Entre os 12 (doze) Recursos Especiais que levaram à edição da Súmula 479:

•5 (cinco) casos tratavam da abertura de conta corrente por estelionatário, utilizando-se de documentos falsificados da vítima (AgInt no AI XXXXX/SP; AgInt no AI XXXXX/SP; AgInt no AREsp XXXXX/RJ; REsp XXXXX/PR e REsp XXXXX/PR, julgados sob o regime de repetitivos);

•2 (dois) casos diziam respeito à saque indevido efetuado por estelionatário na conta corrente da vítima (AgInt no AI XXXXX/SP; AgInt no AI XXXXX/RS);

•2 (dois) casos versavam sobre fraudes decorrentes de roubo de malotes com talões de cheques durante o transporte (AgInt no AI XXXXX/DF; REsp XXXXX/RJ);

•2 (dois) casos de roubo de cofre dentro da agência bancária (REsp XXXXX/DF; REsp XXXXX/PE);

•1 (um) caso envolvia assalto seguido de morte de funcionário no interior de agência bancária (AgInt no AI XXXXX/BA).

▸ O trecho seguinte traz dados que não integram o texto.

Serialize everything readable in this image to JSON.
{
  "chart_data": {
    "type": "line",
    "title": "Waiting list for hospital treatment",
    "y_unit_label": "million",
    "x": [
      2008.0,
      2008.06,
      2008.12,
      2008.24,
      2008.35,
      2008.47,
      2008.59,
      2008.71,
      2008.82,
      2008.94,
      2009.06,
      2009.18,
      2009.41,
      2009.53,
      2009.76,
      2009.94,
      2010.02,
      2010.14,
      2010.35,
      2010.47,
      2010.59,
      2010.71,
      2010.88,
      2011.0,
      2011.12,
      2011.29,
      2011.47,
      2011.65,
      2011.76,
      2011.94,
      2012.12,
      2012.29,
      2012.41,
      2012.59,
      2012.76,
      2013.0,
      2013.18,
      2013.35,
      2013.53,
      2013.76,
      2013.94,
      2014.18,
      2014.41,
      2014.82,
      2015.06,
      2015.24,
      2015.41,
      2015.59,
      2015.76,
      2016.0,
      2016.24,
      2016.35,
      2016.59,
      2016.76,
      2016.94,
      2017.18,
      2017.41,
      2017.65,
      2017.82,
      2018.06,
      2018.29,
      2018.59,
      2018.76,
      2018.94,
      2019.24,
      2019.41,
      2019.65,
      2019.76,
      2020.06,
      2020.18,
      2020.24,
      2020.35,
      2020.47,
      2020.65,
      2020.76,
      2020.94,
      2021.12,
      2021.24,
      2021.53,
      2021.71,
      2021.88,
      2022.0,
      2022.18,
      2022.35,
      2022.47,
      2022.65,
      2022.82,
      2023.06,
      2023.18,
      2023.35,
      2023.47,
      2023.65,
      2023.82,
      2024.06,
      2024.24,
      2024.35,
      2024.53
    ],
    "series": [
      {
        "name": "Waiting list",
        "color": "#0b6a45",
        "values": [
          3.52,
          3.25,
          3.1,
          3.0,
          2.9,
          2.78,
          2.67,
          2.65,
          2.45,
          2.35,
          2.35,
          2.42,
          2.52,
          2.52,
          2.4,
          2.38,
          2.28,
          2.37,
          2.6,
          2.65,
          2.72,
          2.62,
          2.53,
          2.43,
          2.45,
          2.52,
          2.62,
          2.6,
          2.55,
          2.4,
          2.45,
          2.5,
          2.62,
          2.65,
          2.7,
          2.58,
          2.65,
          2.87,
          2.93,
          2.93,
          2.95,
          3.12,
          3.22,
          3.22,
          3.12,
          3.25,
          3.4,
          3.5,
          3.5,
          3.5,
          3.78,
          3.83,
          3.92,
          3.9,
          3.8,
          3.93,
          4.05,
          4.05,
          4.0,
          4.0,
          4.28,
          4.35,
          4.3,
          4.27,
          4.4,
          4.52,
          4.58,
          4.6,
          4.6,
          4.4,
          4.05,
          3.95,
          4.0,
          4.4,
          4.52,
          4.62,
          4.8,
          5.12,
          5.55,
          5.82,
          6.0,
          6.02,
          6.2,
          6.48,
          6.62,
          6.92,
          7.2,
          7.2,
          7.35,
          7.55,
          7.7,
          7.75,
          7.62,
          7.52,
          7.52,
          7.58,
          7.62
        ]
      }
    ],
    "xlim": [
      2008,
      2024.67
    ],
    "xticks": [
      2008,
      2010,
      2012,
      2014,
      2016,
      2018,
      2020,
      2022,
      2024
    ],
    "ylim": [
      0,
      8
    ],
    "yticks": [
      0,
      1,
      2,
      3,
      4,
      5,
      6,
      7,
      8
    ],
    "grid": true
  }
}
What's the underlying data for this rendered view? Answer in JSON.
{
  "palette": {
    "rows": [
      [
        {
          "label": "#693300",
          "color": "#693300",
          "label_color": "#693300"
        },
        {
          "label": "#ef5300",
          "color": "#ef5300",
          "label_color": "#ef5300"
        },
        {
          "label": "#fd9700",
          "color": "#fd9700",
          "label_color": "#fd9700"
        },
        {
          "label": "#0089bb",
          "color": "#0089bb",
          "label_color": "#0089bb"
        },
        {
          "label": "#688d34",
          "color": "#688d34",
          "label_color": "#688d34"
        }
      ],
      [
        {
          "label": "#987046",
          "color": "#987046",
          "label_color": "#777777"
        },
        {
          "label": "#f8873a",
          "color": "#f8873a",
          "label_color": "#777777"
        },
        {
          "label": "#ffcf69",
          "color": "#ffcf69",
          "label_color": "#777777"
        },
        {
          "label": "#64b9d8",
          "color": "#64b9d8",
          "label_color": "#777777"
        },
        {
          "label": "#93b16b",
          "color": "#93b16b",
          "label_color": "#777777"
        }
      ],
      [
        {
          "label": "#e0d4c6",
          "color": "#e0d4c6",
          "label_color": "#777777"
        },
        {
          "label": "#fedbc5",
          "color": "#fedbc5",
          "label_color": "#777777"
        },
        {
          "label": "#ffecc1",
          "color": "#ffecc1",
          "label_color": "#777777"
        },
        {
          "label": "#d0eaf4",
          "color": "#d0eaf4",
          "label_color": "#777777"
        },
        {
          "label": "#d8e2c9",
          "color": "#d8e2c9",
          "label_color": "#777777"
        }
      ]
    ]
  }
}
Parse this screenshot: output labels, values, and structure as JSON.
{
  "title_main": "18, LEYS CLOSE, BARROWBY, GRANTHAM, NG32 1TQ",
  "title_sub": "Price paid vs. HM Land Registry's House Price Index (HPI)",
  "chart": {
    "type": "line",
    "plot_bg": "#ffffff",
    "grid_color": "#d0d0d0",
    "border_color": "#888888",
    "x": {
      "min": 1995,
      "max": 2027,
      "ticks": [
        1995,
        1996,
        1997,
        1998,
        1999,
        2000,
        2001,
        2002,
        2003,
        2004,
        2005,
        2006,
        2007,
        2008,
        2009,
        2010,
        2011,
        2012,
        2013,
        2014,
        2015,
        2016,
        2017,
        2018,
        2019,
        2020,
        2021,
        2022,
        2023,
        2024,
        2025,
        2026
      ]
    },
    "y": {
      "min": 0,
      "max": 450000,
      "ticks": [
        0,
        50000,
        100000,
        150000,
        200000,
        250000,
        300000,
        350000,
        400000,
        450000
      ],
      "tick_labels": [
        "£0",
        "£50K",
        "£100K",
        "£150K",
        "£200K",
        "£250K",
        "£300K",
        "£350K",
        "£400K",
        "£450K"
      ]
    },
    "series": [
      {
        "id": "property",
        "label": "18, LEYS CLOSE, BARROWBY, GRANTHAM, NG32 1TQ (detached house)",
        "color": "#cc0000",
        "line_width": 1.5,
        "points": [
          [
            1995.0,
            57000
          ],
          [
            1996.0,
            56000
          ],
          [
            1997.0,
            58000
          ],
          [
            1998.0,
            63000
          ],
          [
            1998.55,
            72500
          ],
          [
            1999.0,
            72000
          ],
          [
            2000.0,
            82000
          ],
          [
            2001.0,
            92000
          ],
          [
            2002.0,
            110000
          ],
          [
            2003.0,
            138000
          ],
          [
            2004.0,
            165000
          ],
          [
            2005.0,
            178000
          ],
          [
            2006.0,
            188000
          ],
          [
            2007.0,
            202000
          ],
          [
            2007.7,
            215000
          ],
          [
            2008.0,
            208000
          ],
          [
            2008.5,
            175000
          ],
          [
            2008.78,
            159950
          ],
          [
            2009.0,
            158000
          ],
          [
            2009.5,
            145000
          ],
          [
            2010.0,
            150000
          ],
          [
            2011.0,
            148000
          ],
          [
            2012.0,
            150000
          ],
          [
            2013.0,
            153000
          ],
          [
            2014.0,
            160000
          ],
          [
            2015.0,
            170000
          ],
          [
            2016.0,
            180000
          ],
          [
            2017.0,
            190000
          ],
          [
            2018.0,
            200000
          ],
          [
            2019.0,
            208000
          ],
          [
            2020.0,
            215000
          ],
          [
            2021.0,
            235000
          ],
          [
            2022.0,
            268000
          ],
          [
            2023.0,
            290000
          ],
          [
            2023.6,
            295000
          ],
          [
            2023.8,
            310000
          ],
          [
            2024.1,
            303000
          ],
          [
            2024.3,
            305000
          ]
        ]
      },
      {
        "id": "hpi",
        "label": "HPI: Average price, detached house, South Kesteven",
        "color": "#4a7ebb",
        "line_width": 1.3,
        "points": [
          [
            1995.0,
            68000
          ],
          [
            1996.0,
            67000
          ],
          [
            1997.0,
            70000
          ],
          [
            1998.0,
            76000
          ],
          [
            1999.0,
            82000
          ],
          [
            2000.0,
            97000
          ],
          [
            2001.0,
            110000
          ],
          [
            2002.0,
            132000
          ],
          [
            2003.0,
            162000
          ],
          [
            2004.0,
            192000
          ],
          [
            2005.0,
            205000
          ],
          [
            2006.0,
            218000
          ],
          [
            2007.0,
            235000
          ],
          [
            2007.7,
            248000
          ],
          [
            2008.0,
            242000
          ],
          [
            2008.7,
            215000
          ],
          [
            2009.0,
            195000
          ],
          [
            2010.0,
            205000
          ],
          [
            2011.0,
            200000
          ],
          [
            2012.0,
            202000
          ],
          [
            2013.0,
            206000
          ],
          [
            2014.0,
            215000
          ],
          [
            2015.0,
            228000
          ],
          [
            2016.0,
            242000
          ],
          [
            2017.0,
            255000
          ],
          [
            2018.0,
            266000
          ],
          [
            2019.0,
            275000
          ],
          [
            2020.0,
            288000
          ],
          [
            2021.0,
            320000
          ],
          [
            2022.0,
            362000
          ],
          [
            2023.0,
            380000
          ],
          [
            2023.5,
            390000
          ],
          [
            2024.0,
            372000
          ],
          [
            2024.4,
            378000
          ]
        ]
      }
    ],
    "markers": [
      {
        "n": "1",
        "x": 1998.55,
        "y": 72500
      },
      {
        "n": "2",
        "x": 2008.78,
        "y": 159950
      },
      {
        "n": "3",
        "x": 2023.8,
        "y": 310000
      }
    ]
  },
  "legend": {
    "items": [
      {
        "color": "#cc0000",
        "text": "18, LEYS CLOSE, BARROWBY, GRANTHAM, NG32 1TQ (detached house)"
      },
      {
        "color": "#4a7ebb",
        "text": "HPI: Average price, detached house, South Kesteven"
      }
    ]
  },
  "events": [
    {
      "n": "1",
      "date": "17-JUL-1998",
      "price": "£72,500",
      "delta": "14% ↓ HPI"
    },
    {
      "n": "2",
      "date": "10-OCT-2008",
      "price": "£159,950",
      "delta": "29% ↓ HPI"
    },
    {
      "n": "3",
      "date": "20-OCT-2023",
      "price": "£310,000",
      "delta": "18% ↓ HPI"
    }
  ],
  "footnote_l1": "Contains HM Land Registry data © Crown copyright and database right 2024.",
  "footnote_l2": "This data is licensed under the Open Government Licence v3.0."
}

Os “delitos” e as “fraudes” de que trata a Súmula 479, como se pode inferir, dizem respeito a atos criminosos (roubo , furto , assassinato e falsificação) praticados dentro ou no entorno de agência bancária, sem qualquer possibilidade de a vítima controlar ou interferir .

Como fica evidente, não há similitude fática, tampouco questão de direito idêntica, a justificar a aplicação dessa súmula aos casos em que a vítima fornece, por telefone, informações confidenciais ao estelionatário, ou, até mesmo, entrega fisicamente seu cartão de crédito a “motoboy”/partícipe do crime, como ocorre nas fraudes denominadas “golpe do motoboy”.

Confira-se a ementa de um julgado do TJSP que aplicou, a nosso ver, equivocadamente, a referida Súmula: “(...). DECLARAÇÃO DE INEXIGIBILIDADE DAS OPERAÇÕES QUESTIONADAS E DETERMINAÇÃO DE DEVOLUÇÃO DE VALORES – INDENIZAÇÃO POR DANO MORAL NÃO CONCEDIDA – GOLPE DO MOTOBOY– relação de consumo – golpista que se passou preposto da instituição financeira e acabou obtendo o cartão de crédito vinculado à conta da apelada – realização de operações, em curto período, destoantes do histórico de uso ordinário da apelada – alegação de desvio de perfil sequer questionada pelo apelante – bloqueio preventivo do cartão que tinha que ser implantado até que se fizesse contato com a cliente – dever de segurança inerente à relação , independentemente de existência ou não de cláusula contratual nesse sentido – apelante que se utiliza, em benefício próprio, das facilidades decorrentes da informatização dos serviços e que, em contrapartida, tem o dever de proporcionar toda a segurança disponível aos consumidores – monitoramento das operações e tomadas de medidas preventivas que se inserem nesse contexto – falha na prestação de serviços – responsabilidade objetiva do apelante excluída só pela culpa exclusiva da vítima ou por fortuito externo, o que não se tem no caso dos autos – artigo 14, § 3º, I e II do CDC – ato de terceiro que se caracteriza como fortuito interno – Súmula nº 479 do STJ – declaração de inexigibilidade dos valores e determinação de devolução daquilo que foi despendido que se impunham – verba honorária fixada, de lado a lado, em R$ 1.100,00 – valor adequado que não comporta redução – sentença mantida, nos termos do art. 252 do RITJSP. Resultado: recurso desprovido” (g. n.). 72

Naqueles casos, que levaram à edição da Súmula 479, a fraude foi perpetrada à revelia da vítima e sem qualquer possibilidade de que a vítima evitasse a sua ocorrência. Por outro lado, nesses casos, em que tem sido aplicada, indevidamente, a Súmula 479, a vítima fornece, por telefone, informações pessoais da sua conta bancária, incluindo, senha e números de identificação, além de entregar, fisicamente, seu cartão de crédito aos golpistas.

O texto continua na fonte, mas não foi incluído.